Avi Pardo'yu ve Sönmez Güven'i anmak lazım. Ve tabi ki Algan Sezgintüredi'yi de. Sabri Kaliç gibi toprağa vermeden çevirmenlerimizin değerini teslim etmek, isimlerini görünür kılmak gerekiyor.
Can Yücel'in Hamlet çevirisi güzeldir mesela.Genelde günümüz ingilizcesinden yapılan çevirilerin aksine orijinal halinden çeviri yapmıştır,okunmaya değer.
Yayınevine dikkkat etmek gerektiği kadar, çevirene de dikkat etmek gerekir. Kendini kanıtlamış, o dilin isim yapmış çevirmenleri vardır, İsmail Yerguz, Nihal Yalaza Taluy, Roza Hakmen, Şadan Karadeniz, Ergin Altay gibi. Çevireni de özenle seçmek gerektiğini düşünüyorum.
Önemsediğim bir konuya daha değinmek istiyorum; genç, henüz yeterince tanımadığımız çevirmenler de var. Örneklemem gerekirse, Zerrin Yanıkkaya'yı harika bir Bolano çevirisiyle tanıdım ve bana yazarın tüm kitaplarını okuma isteği kazandırdı. Bunun gibi değerli çevirmenleri bilemeyebiliriz, ama kitap alırken kapağını ve diğer süslerini önemsemeden, rastgele çeşitli yerlerden bölümler okuyarak da çeviri konusunda bir parça bilgi sahibi olabiliriz. Bence bir kitabı almadan önce onu incelemek için daha fazla zaman ayırmalı.

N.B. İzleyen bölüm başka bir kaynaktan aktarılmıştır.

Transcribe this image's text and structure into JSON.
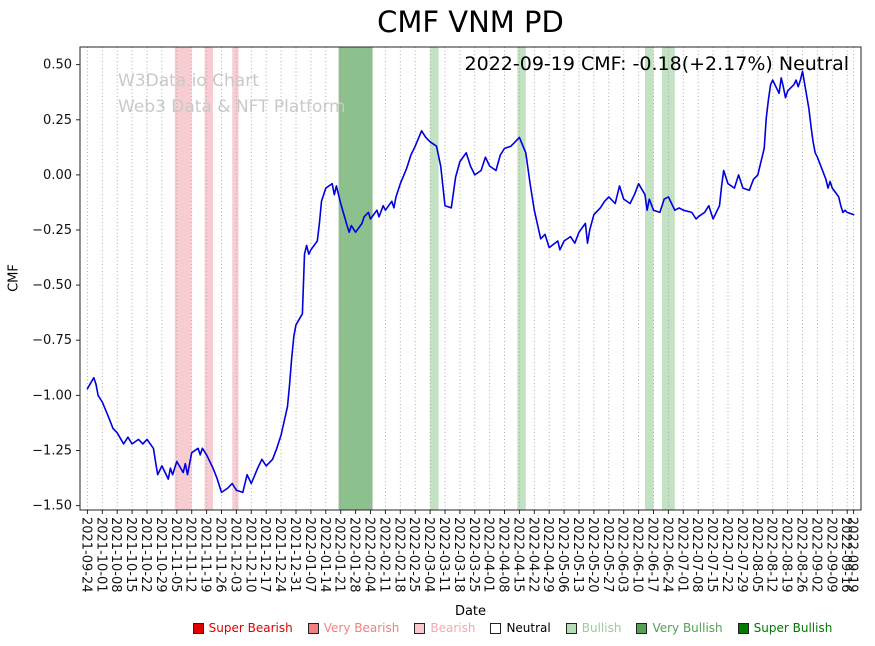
{
  "chart_data": {
    "type": "line",
    "title": "CMF VNM PD",
    "annotation": "2022-09-19 CMF: -0.18(+2.17%) Neutral",
    "watermark": {
      "line1": "W3Data.io Chart",
      "line2": "Web3 Data & NFT Platform"
    },
    "xlabel": "Date",
    "ylabel": "CMF",
    "line_color": "#0000e0",
    "grid_color": "#a6a6a6",
    "spine_color": "#262626",
    "ylim": [
      -1.52,
      0.58
    ],
    "yticks": [
      0.5,
      0.25,
      0.0,
      -0.25,
      -0.5,
      -0.75,
      -1.0,
      -1.25,
      -1.5
    ],
    "xticks": [
      "2021-09-24",
      "2021-10-01",
      "2021-10-08",
      "2021-10-15",
      "2021-10-22",
      "2021-10-29",
      "2021-11-05",
      "2021-11-12",
      "2021-11-19",
      "2021-11-26",
      "2021-12-03",
      "2021-12-10",
      "2021-12-17",
      "2021-12-24",
      "2021-12-31",
      "2022-01-07",
      "2022-01-14",
      "2022-01-21",
      "2022-01-28",
      "2022-02-04",
      "2022-02-11",
      "2022-02-18",
      "2022-02-25",
      "2022-03-04",
      "2022-03-11",
      "2022-03-18",
      "2022-03-25",
      "2022-04-01",
      "2022-04-08",
      "2022-04-15",
      "2022-04-22",
      "2022-04-29",
      "2022-05-06",
      "2022-05-13",
      "2022-05-20",
      "2022-05-27",
      "2022-06-03",
      "2022-06-10",
      "2022-06-17",
      "2022-06-24",
      "2022-07-01",
      "2022-07-08",
      "2022-07-15",
      "2022-07-22",
      "2022-07-29",
      "2022-08-05",
      "2022-08-12",
      "2022-08-19",
      "2022-08-26",
      "2022-09-02",
      "2022-09-09",
      "2022-09-16",
      "2022-09-19"
    ],
    "bands": [
      {
        "label": "Bearish",
        "start": "2021-11-04",
        "end": "2021-11-12",
        "color": "#f8cdd2"
      },
      {
        "label": "Bearish",
        "start": "2021-11-18",
        "end": "2021-11-22",
        "color": "#f8cdd2"
      },
      {
        "label": "Bearish",
        "start": "2021-12-01",
        "end": "2021-12-04",
        "color": "#f8cdd2"
      },
      {
        "label": "Very Bullish",
        "start": "2022-01-20",
        "end": "2022-02-05",
        "color": "#8cc08c"
      },
      {
        "label": "Bullish",
        "start": "2022-03-04",
        "end": "2022-03-08",
        "color": "#c3e1c3"
      },
      {
        "label": "Bullish",
        "start": "2022-04-14",
        "end": "2022-04-18",
        "color": "#c3e1c3"
      },
      {
        "label": "Bullish",
        "start": "2022-06-13",
        "end": "2022-06-17",
        "color": "#c3e1c3"
      },
      {
        "label": "Bullish",
        "start": "2022-06-21",
        "end": "2022-06-27",
        "color": "#c3e1c3"
      }
    ],
    "series": [
      {
        "name": "CMF",
        "points": [
          [
            "2021-09-24",
            -0.97
          ],
          [
            "2021-09-27",
            -0.92
          ],
          [
            "2021-09-28",
            -0.95
          ],
          [
            "2021-09-29",
            -1.0
          ],
          [
            "2021-10-01",
            -1.03
          ],
          [
            "2021-10-04",
            -1.1
          ],
          [
            "2021-10-06",
            -1.15
          ],
          [
            "2021-10-08",
            -1.17
          ],
          [
            "2021-10-11",
            -1.22
          ],
          [
            "2021-10-13",
            -1.19
          ],
          [
            "2021-10-15",
            -1.22
          ],
          [
            "2021-10-18",
            -1.2
          ],
          [
            "2021-10-20",
            -1.22
          ],
          [
            "2021-10-22",
            -1.2
          ],
          [
            "2021-10-25",
            -1.24
          ],
          [
            "2021-10-26",
            -1.3
          ],
          [
            "2021-10-27",
            -1.36
          ],
          [
            "2021-10-29",
            -1.32
          ],
          [
            "2021-11-01",
            -1.38
          ],
          [
            "2021-11-02",
            -1.33
          ],
          [
            "2021-11-03",
            -1.36
          ],
          [
            "2021-11-05",
            -1.3
          ],
          [
            "2021-11-08",
            -1.35
          ],
          [
            "2021-11-09",
            -1.31
          ],
          [
            "2021-11-10",
            -1.36
          ],
          [
            "2021-11-12",
            -1.26
          ],
          [
            "2021-11-15",
            -1.24
          ],
          [
            "2021-11-16",
            -1.27
          ],
          [
            "2021-11-17",
            -1.24
          ],
          [
            "2021-11-19",
            -1.27
          ],
          [
            "2021-11-22",
            -1.33
          ],
          [
            "2021-11-24",
            -1.38
          ],
          [
            "2021-11-26",
            -1.44
          ],
          [
            "2021-11-29",
            -1.42
          ],
          [
            "2021-12-01",
            -1.4
          ],
          [
            "2021-12-03",
            -1.43
          ],
          [
            "2021-12-06",
            -1.44
          ],
          [
            "2021-12-08",
            -1.36
          ],
          [
            "2021-12-10",
            -1.4
          ],
          [
            "2021-12-13",
            -1.33
          ],
          [
            "2021-12-15",
            -1.29
          ],
          [
            "2021-12-17",
            -1.32
          ],
          [
            "2021-12-20",
            -1.29
          ],
          [
            "2021-12-22",
            -1.24
          ],
          [
            "2021-12-24",
            -1.18
          ],
          [
            "2021-12-27",
            -1.05
          ],
          [
            "2021-12-28",
            -0.95
          ],
          [
            "2021-12-29",
            -0.83
          ],
          [
            "2021-12-30",
            -0.73
          ],
          [
            "2021-12-31",
            -0.68
          ],
          [
            "2022-01-03",
            -0.63
          ],
          [
            "2022-01-04",
            -0.36
          ],
          [
            "2022-01-05",
            -0.32
          ],
          [
            "2022-01-06",
            -0.36
          ],
          [
            "2022-01-07",
            -0.34
          ],
          [
            "2022-01-10",
            -0.3
          ],
          [
            "2022-01-11",
            -0.22
          ],
          [
            "2022-01-12",
            -0.12
          ],
          [
            "2022-01-14",
            -0.06
          ],
          [
            "2022-01-17",
            -0.04
          ],
          [
            "2022-01-18",
            -0.09
          ],
          [
            "2022-01-19",
            -0.05
          ],
          [
            "2022-01-21",
            -0.13
          ],
          [
            "2022-01-24",
            -0.23
          ],
          [
            "2022-01-25",
            -0.26
          ],
          [
            "2022-01-26",
            -0.23
          ],
          [
            "2022-01-28",
            -0.26
          ],
          [
            "2022-01-31",
            -0.22
          ],
          [
            "2022-02-01",
            -0.19
          ],
          [
            "2022-02-03",
            -0.17
          ],
          [
            "2022-02-04",
            -0.2
          ],
          [
            "2022-02-07",
            -0.16
          ],
          [
            "2022-02-08",
            -0.19
          ],
          [
            "2022-02-10",
            -0.14
          ],
          [
            "2022-02-11",
            -0.16
          ],
          [
            "2022-02-14",
            -0.12
          ],
          [
            "2022-02-15",
            -0.15
          ],
          [
            "2022-02-16",
            -0.1
          ],
          [
            "2022-02-18",
            -0.04
          ],
          [
            "2022-02-21",
            0.03
          ],
          [
            "2022-02-23",
            0.09
          ],
          [
            "2022-02-25",
            0.13
          ],
          [
            "2022-02-28",
            0.2
          ],
          [
            "2022-03-02",
            0.17
          ],
          [
            "2022-03-04",
            0.15
          ],
          [
            "2022-03-07",
            0.13
          ],
          [
            "2022-03-09",
            0.04
          ],
          [
            "2022-03-11",
            -0.14
          ],
          [
            "2022-03-14",
            -0.15
          ],
          [
            "2022-03-16",
            -0.01
          ],
          [
            "2022-03-18",
            0.06
          ],
          [
            "2022-03-21",
            0.1
          ],
          [
            "2022-03-23",
            0.04
          ],
          [
            "2022-03-25",
            0.0
          ],
          [
            "2022-03-28",
            0.02
          ],
          [
            "2022-03-30",
            0.08
          ],
          [
            "2022-04-01",
            0.04
          ],
          [
            "2022-04-04",
            0.02
          ],
          [
            "2022-04-06",
            0.09
          ],
          [
            "2022-04-08",
            0.12
          ],
          [
            "2022-04-11",
            0.13
          ],
          [
            "2022-04-13",
            0.15
          ],
          [
            "2022-04-15",
            0.17
          ],
          [
            "2022-04-18",
            0.1
          ],
          [
            "2022-04-20",
            -0.04
          ],
          [
            "2022-04-22",
            -0.16
          ],
          [
            "2022-04-25",
            -0.29
          ],
          [
            "2022-04-27",
            -0.27
          ],
          [
            "2022-04-29",
            -0.33
          ],
          [
            "2022-05-03",
            -0.3
          ],
          [
            "2022-05-04",
            -0.34
          ],
          [
            "2022-05-06",
            -0.3
          ],
          [
            "2022-05-09",
            -0.28
          ],
          [
            "2022-05-11",
            -0.31
          ],
          [
            "2022-05-13",
            -0.26
          ],
          [
            "2022-05-16",
            -0.22
          ],
          [
            "2022-05-17",
            -0.31
          ],
          [
            "2022-05-18",
            -0.25
          ],
          [
            "2022-05-20",
            -0.18
          ],
          [
            "2022-05-23",
            -0.15
          ],
          [
            "2022-05-25",
            -0.12
          ],
          [
            "2022-05-27",
            -0.1
          ],
          [
            "2022-05-30",
            -0.13
          ],
          [
            "2022-06-01",
            -0.05
          ],
          [
            "2022-06-03",
            -0.11
          ],
          [
            "2022-06-06",
            -0.13
          ],
          [
            "2022-06-08",
            -0.09
          ],
          [
            "2022-06-10",
            -0.04
          ],
          [
            "2022-06-13",
            -0.09
          ],
          [
            "2022-06-14",
            -0.16
          ],
          [
            "2022-06-15",
            -0.11
          ],
          [
            "2022-06-17",
            -0.16
          ],
          [
            "2022-06-20",
            -0.17
          ],
          [
            "2022-06-22",
            -0.11
          ],
          [
            "2022-06-24",
            -0.1
          ],
          [
            "2022-06-27",
            -0.16
          ],
          [
            "2022-06-29",
            -0.15
          ],
          [
            "2022-07-01",
            -0.16
          ],
          [
            "2022-07-05",
            -0.17
          ],
          [
            "2022-07-07",
            -0.2
          ],
          [
            "2022-07-08",
            -0.19
          ],
          [
            "2022-07-11",
            -0.17
          ],
          [
            "2022-07-13",
            -0.14
          ],
          [
            "2022-07-15",
            -0.2
          ],
          [
            "2022-07-18",
            -0.14
          ],
          [
            "2022-07-19",
            -0.05
          ],
          [
            "2022-07-20",
            0.02
          ],
          [
            "2022-07-22",
            -0.04
          ],
          [
            "2022-07-25",
            -0.06
          ],
          [
            "2022-07-27",
            0.0
          ],
          [
            "2022-07-29",
            -0.06
          ],
          [
            "2022-08-01",
            -0.07
          ],
          [
            "2022-08-03",
            -0.02
          ],
          [
            "2022-08-05",
            0.0
          ],
          [
            "2022-08-08",
            0.12
          ],
          [
            "2022-08-09",
            0.26
          ],
          [
            "2022-08-10",
            0.34
          ],
          [
            "2022-08-11",
            0.41
          ],
          [
            "2022-08-12",
            0.43
          ],
          [
            "2022-08-15",
            0.37
          ],
          [
            "2022-08-16",
            0.44
          ],
          [
            "2022-08-17",
            0.4
          ],
          [
            "2022-08-18",
            0.35
          ],
          [
            "2022-08-19",
            0.38
          ],
          [
            "2022-08-22",
            0.41
          ],
          [
            "2022-08-23",
            0.43
          ],
          [
            "2022-08-24",
            0.4
          ],
          [
            "2022-08-25",
            0.43
          ],
          [
            "2022-08-26",
            0.47
          ],
          [
            "2022-08-29",
            0.3
          ],
          [
            "2022-08-30",
            0.22
          ],
          [
            "2022-08-31",
            0.15
          ],
          [
            "2022-09-01",
            0.1
          ],
          [
            "2022-09-02",
            0.08
          ],
          [
            "2022-09-06",
            -0.02
          ],
          [
            "2022-09-07",
            -0.06
          ],
          [
            "2022-09-08",
            -0.03
          ],
          [
            "2022-09-09",
            -0.06
          ],
          [
            "2022-09-12",
            -0.1
          ],
          [
            "2022-09-13",
            -0.14
          ],
          [
            "2022-09-14",
            -0.17
          ],
          [
            "2022-09-15",
            -0.16
          ],
          [
            "2022-09-16",
            -0.17
          ],
          [
            "2022-09-19",
            -0.18
          ]
        ]
      }
    ],
    "legend": [
      {
        "label": "Super Bearish",
        "color": "#e00000",
        "text_color": "#e00000"
      },
      {
        "label": "Very Bearish",
        "color": "#f08080",
        "text_color": "#f08080"
      },
      {
        "label": "Bearish",
        "color": "#f8c8cc",
        "text_color": "#f4a9b0"
      },
      {
        "label": "Neutral",
        "color": "#ffffff",
        "text_color": "#000000"
      },
      {
        "label": "Bullish",
        "color": "#b5dcb5",
        "text_color": "#9ccc9c"
      },
      {
        "label": "Very Bullish",
        "color": "#55a055",
        "text_color": "#55a055"
      },
      {
        "label": "Super Bullish",
        "color": "#007a00",
        "text_color": "#007a00"
      }
    ]
  }
}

Konusu açılmışken önemli bulduğum bir yazar-çevirmenden söz edeyim; Aslı Biçen. Çok başarılı çevirilerinin yanında(Dickens-Kasvetli Ev, Müsterek Dostumuz, Swift, Su Diyarı, Salman Rushdie, Geceyarısı Çocukları) İnceldiği Yerden, Elime Tutun, Tehdit Mektupları gibi değerli bulduğum üç roman da yazmış. İnceldiği Yerden'i iki kez okudum. Küçük bir taşra kasabasında, birkaç okur, bir odaya kapanıp, günlerce kitabı irdeleyip, tartıştık.
Çevbir'in kurucu üyesi de olan Aylin Ülçer'in dilinden bal damlar her zaman, su gibi çevirir. "Köpekbalığı Metinleri" adlı müthiş kitabı onun harika çevirisinden okumak büyük bir haz. Sırf o çevirdi diye "Rüyanın Öte Yakası"nı okuyacağım.